Он услышал сухой хлопок, похожий на выстрел стартового пистолета — это веревка не выдержала и оборвалась. От испуга Геннадий Васильевич пришел в себя, осмотрелся: на лицах пассажиров не было ни удивления, ни испуга, ни той беспричинной радости, с которой изображают на плакатах людей, едущих на работу поутру.

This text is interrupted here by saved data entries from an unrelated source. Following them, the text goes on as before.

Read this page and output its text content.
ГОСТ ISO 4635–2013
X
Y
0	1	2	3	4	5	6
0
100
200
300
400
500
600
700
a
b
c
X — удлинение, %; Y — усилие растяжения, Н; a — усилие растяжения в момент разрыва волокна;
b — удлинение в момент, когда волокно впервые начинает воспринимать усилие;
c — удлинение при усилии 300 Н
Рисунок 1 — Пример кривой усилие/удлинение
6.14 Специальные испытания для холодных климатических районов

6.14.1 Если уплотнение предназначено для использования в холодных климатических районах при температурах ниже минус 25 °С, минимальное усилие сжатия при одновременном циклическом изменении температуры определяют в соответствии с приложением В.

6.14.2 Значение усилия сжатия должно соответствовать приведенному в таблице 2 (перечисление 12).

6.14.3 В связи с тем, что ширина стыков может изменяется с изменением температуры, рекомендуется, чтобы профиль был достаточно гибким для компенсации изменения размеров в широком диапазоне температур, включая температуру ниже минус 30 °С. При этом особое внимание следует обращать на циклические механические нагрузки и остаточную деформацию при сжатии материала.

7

«Может, в поликлинику завернуть?» — подумал Геннадий Васильевич. Но что он скажет врачу? На секунду потерял сознание в душном трамвае? Такого не случается только с теми, кто ездит на «персоналке». Сказать, что висел на веревочке вниз головой, похожий то ли на младенца, то ли на кокон, — обхохочут, пустят анекдотец. Врачи закрытых поликлиник любят позлословить.

«Но ведь я был коконом, а голова у меня до сих пор огурцом. Но за то, что голова огурцом, бюллетень пока не выдают», — Геннадий Васильевич опасливо прикинул: участковый врач, конечно, выслушает его с сонным вниманием и тут же отпишет к психиатру, а тот, с приятелем Геннадия Васильевича подобное случилось, отыщет признаки склероза или старческого маразма и посоветует подобру-поздорову отправиться на пенсию. И подойдет Геннадий Васильевич к той роковой черте, которая делит жизнь пополам, — на ту, что была и уже в прошлом, и на призрачное будущее, похожее на обещанный Хрущевым коммунизм. Для многоопытных работников других рецептов у врачей нет. Геннадий Васильевич не обижался бы на них, делай они это от чистого сердца, а то ведь втихую «осуществляют политику омоложения кадров» — вот она истинная причина врачебной сердобольности. Хотя пяток лет назад советовали они другое: покуда, мол, работаешь, потуда и живешь. Тогда, чтобы намекнуть любому начальнику: пора, мол, на пенсию!.. — боже упаси! — это же политическое дело! Бывший начальник Геннадия Васильевича носил очки-бинокли и даже со слуховым аппаратом не слышал телефонного звонка, сидел в своем кресле благодаря хитроумным подлокотникам и особой конструкции спинки — нажал кнопку, она откинулась назад и спи себе на здоровье. Без доклада секретарши никто в кабинет не войдет. Она же каждое утро встречала его в вестибюле, поскольку начальник по естественной старческой рассеянности мог зайти в другой отдел и занять чужое кресло… Да, многое хранилось в немолодой памяти Геннадия Васильевича.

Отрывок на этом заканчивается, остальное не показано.